NBC News 7 in San Diego noted that, in contrast to the stated timeline, the university was closing immediately with staff directed to pick up their final checks the following day. They also reported that Papatheofanis said that the athletics programs were responsible for the institution being "significantly over budget".

Final exams in the Spring 2024 semester were canceled because of the closure.

== Academics ==
The University of Saint Katherine (USK) taught liberal arts and sciences and offered undergraduate and graduate degree programs, initially with a focus on liberal arts from an Orthodox Christian perspective. The institution offered baccalaureate degrees in liberal arts and sciences. In 2020, it began to offer a Master of Arts in Organizational Leadership. In 2022, a Master of Science in kinesiology and an online Master of Arts in Orthodox Theology were added.

The university hosted a chapter of Omicron Delta Kappa national honor society. A university graduate became its first Fulbright Award recipient in 2020. The university published the Saint Katherine Review, which was a journal of fiction, non-fiction and poetry from 2011 to 2018.

==Athletics==
The Saint Katherine (USK) athletic teams were the Firebirds.

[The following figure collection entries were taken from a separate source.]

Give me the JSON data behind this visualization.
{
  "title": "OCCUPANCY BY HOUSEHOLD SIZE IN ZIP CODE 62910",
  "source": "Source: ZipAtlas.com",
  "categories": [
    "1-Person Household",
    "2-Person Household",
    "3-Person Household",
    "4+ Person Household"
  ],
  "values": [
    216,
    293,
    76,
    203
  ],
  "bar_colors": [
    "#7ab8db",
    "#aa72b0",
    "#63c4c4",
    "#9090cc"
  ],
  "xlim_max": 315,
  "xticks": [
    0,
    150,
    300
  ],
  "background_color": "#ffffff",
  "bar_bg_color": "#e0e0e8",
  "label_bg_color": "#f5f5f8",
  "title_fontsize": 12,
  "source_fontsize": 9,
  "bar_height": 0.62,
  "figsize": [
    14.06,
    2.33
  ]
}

The university was admitted as a member of the National Association of Intercollegiate Athletics (NAIA), primarily competing in the California Pacific Conference (Cal Pac) since the 2019–20 academic year.

The institution relied on student athletes to build enrollment. In 2012, the university emphasized a focus on athletics, admitting more than 90 student athletes. About 85% of students were playing on a USK sports team during 2022–23 season.